Brothers, the woman that you can take to the Masjid for Nikkah should be someone who has been there many times before (she frequents the Masjid for worship, knowledge and service). She seeks happiness with Allah, in His remembrance and obedience. She is willing to place her trust in her husband to strengthen her relationship with Allah. 


A faithful man should marry a woman who works hard on her faith , her character and is willing to put equal amount of work in her marriage; someone who will be staunch and loyal in her Deen and is willing to stick with her husband with steady tenacity.  
4. A study of the Seerah will teach you how to be balanced in all your relationships.  
Prophet Muhammad (s.a.w) taught men to love their wives and equated their relationship with their wives to be as important as of half of their Deen. In other words, a man's success in the spiritual aspects of his life is connected with the S uccess of his relationship with his wife. The way a man treats his wife, is a measure of his commitment to Allah and level of his religiosity in Islam. If you act like Abu Bakr (r.a) in the Masjid but Abu Jahl with your wife (mother or sister) at home, your sincerity to your faith is questionable and your Akhirah (after life) is in trouble. Prophet Muhammad (s.a.w) said, “The best of you are the best to their wives and I am the best to my wives amongst all of you.” (Ibn Majah and authenticated by Al-Albani).

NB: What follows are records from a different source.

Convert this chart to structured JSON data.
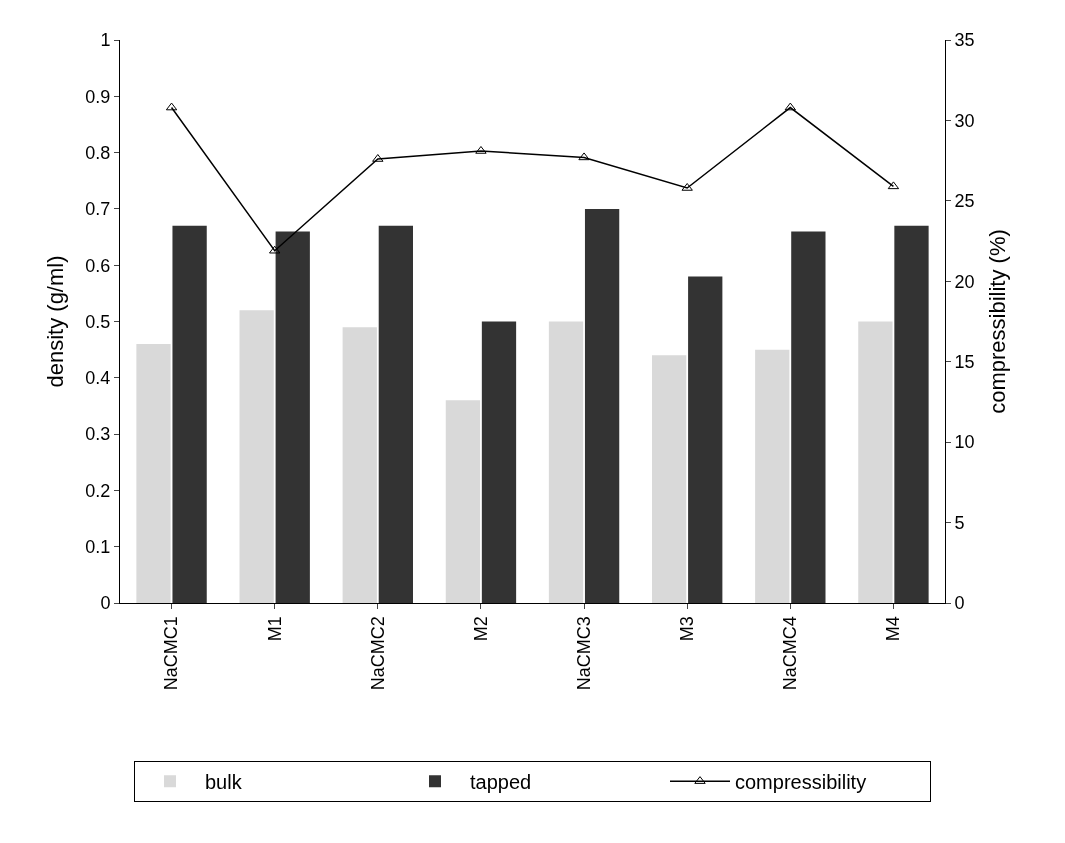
{
  "chart_data": {
    "type": "bar",
    "categories": [
      "NaCMC1",
      "M1",
      "NaCMC2",
      "M2",
      "NaCMC3",
      "M3",
      "NaCMC4",
      "M4"
    ],
    "ylabel": "density (g/ml)",
    "y2label": "compressibility (%)",
    "series": [
      {
        "name": "bulk",
        "color": "#d9d9d9",
        "values": [
          0.46,
          0.52,
          0.49,
          0.36,
          0.5,
          0.44,
          0.45,
          0.5
        ]
      },
      {
        "name": "tapped",
        "color": "#333333",
        "values": [
          0.67,
          0.66,
          0.67,
          0.5,
          0.7,
          0.58,
          0.66,
          0.67
        ]
      },
      {
        "name": "compressibility",
        "type": "line",
        "axis": "y2",
        "color": "#000000",
        "marker": "triangle",
        "values": [
          30.8,
          21.9,
          27.6,
          28.1,
          27.7,
          25.8,
          30.8,
          25.9
        ]
      }
    ],
    "ylim": [
      0,
      1
    ],
    "yticks": [
      0,
      0.1,
      0.2,
      0.3,
      0.4,
      0.5,
      0.6,
      0.7,
      0.8,
      0.9,
      1
    ],
    "y2lim": [
      0,
      35
    ],
    "y2ticks": [
      0,
      5,
      10,
      15,
      20,
      25,
      30,
      35
    ],
    "legend": "bottom"
  }
}
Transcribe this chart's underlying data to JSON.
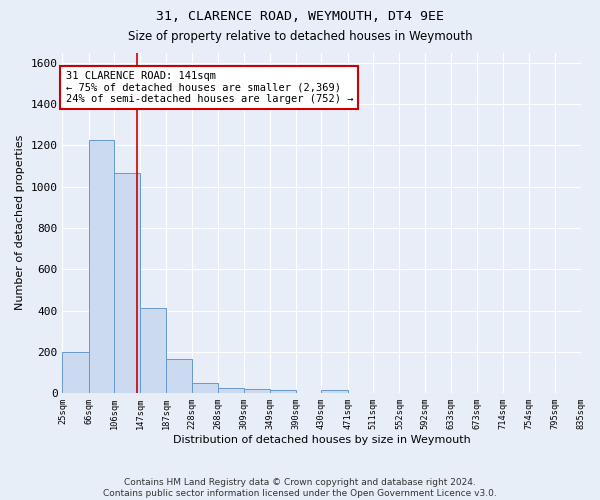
{
  "title1": "31, CLARENCE ROAD, WEYMOUTH, DT4 9EE",
  "title2": "Size of property relative to detached houses in Weymouth",
  "xlabel": "Distribution of detached houses by size in Weymouth",
  "ylabel": "Number of detached properties",
  "bar_color": "#ccdaf0",
  "bar_edge_color": "#6699cc",
  "bg_color": "#e8eef8",
  "grid_color": "#ffffff",
  "vline_x": 141,
  "vline_color": "#cc0000",
  "annotation_text": "31 CLARENCE ROAD: 141sqm\n← 75% of detached houses are smaller (2,369)\n24% of semi-detached houses are larger (752) →",
  "annotation_box_color": "white",
  "annotation_box_edge": "#cc0000",
  "bin_edges": [
    25,
    66,
    106,
    147,
    187,
    228,
    268,
    309,
    349,
    390,
    430,
    471,
    511,
    552,
    592,
    633,
    673,
    714,
    754,
    795,
    835
  ],
  "bin_values": [
    200,
    1225,
    1065,
    410,
    165,
    47,
    25,
    18,
    15,
    0,
    15,
    0,
    0,
    0,
    0,
    0,
    0,
    0,
    0,
    0
  ],
  "ylim": [
    0,
    1650
  ],
  "xlim": [
    25,
    835
  ],
  "yticks": [
    0,
    200,
    400,
    600,
    800,
    1000,
    1200,
    1400,
    1600
  ],
  "footer": "Contains HM Land Registry data © Crown copyright and database right 2024.\nContains public sector information licensed under the Open Government Licence v3.0."
}
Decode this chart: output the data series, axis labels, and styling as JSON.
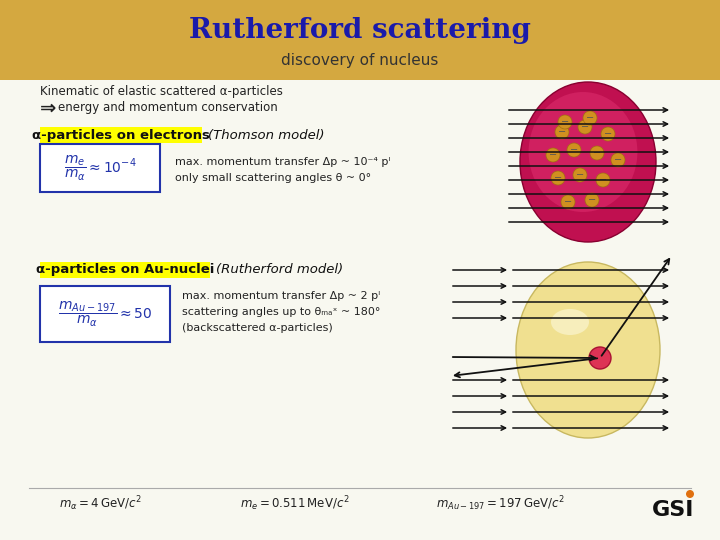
{
  "title": "Rutherford scattering",
  "subtitle": "discovery of nucleus",
  "title_color": "#1a1aaa",
  "subtitle_color": "#333333",
  "header_bg_color": "#d4a840",
  "body_bg_color": "#f8f8f0",
  "kinematic_line1": "Kinematic of elastic scattered α-particles",
  "kinematic_line2": "energy and momentum conservation",
  "section1_label": "α-particles on electrons",
  "section1_label_bg": "#ffff00",
  "section1_model": "(Thomson model)",
  "section2_label": "α-particles on Au-nuclei",
  "section2_label_bg": "#ffff00",
  "section2_model": "(Rutherford model)",
  "desc1_line1": "max. momentum transfer Δp ~ 10⁻⁴ pᴵ",
  "desc1_line2": "only small scattering angles θ ~ 0°",
  "desc2_line1": "max. momentum transfer Δp ~ 2 pᴵ",
  "desc2_line2": "scattering angles up to θₘₐˣ ~ 180°",
  "desc2_line3": "(backscattered α-particles)",
  "formula_box_color": "#2233aa",
  "formula_text_color": "#2233aa",
  "footer_line_color": "#aaaaaa",
  "arrow_color": "#111111",
  "text_color": "#222222"
}
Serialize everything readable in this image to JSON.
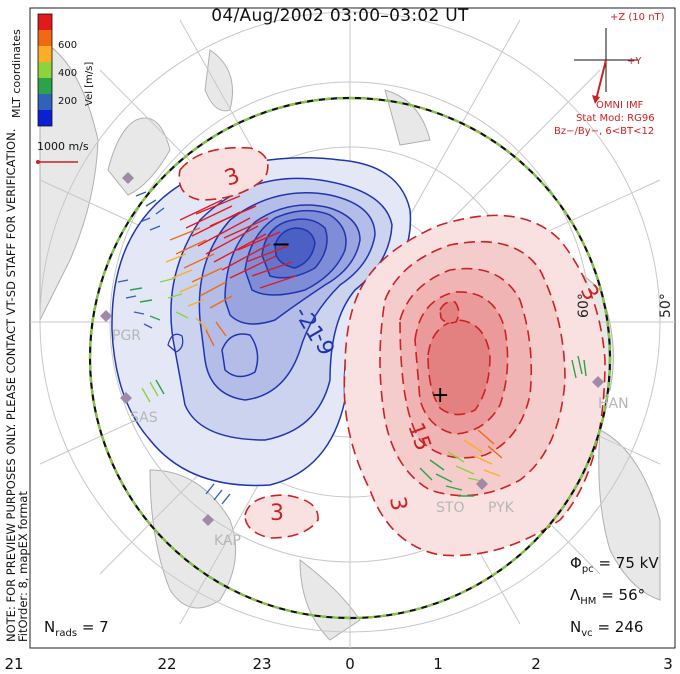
{
  "title": "04/Aug/2002 03:00–03:02 UT",
  "legend": {
    "coords": "MLT coordinates",
    "vel_label": "Vel [m/s]",
    "ticks": [
      "600",
      "400",
      "200"
    ],
    "colors": [
      "#e31a1c",
      "#f16913",
      "#fdae26",
      "#8dd33c",
      "#2ba34a",
      "#2f62b9",
      "#0b1fd6"
    ],
    "ref_vector": "1000 m/s"
  },
  "imf": {
    "z_label": "+Z (10 nT)",
    "y_label": "+Y",
    "source": "OMNI IMF",
    "stat_mod": "Stat Mod: RG96",
    "bin": "Bz−/By−, 6<BT<12"
  },
  "notice": {
    "line1": "NOTE: FOR PREVIEW PURPOSES ONLY. PLEASE CONTACT VT-SD STAFF FOR VERIFICATION.",
    "line2": "FitOrder: 8, mapEX format"
  },
  "stats": {
    "phi_symbol": "Φ",
    "phi_sub": "pc",
    "phi_value": "= 75 kV",
    "lambda_symbol": "Λ",
    "lambda_sub": "HM",
    "lambda_value": "= 56°",
    "nvc_symbol": "N",
    "nvc_sub": "vc",
    "nvc_value": "= 246",
    "nrads_symbol": "N",
    "nrads_sub": "rads",
    "nrads_value": "= 7"
  },
  "lat_labels": {
    "inner": "60°",
    "outer": "50°"
  },
  "mlt_ticks": [
    "21",
    "22",
    "23",
    "0",
    "1",
    "2",
    "3"
  ],
  "contour_labels": {
    "neg": [
      "-21",
      "-9"
    ],
    "pos": [
      "3",
      "3",
      "3",
      "15",
      "3"
    ]
  },
  "markers": {
    "min": "−",
    "max": "+"
  },
  "stations": [
    "PGR",
    "SAS",
    "KAP",
    "STO",
    "PYK",
    "HAN"
  ],
  "colors": {
    "negative": "#1f35b0",
    "positive": "#cc2222",
    "boundary": "#7ec93c"
  }
}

Being the best husband, father, son, and brother is synonymous with being the best Muslim. 

Financially the Prophet Muhammad (s.a.w) was not  well-to-do but he was very generous in lavishing his wives with gratitude and affection; he was a pillar of hope and consolation for them. He (s.a.w) provided them with advise, comfort and  love. Despite being a statesman, commander-in-chief, judge, Imaam and father, he took time out of his busy day to visit his wives, humour them, and help them with house work. When you listen to the Seerah stories—you learn to do the same for the women that you love.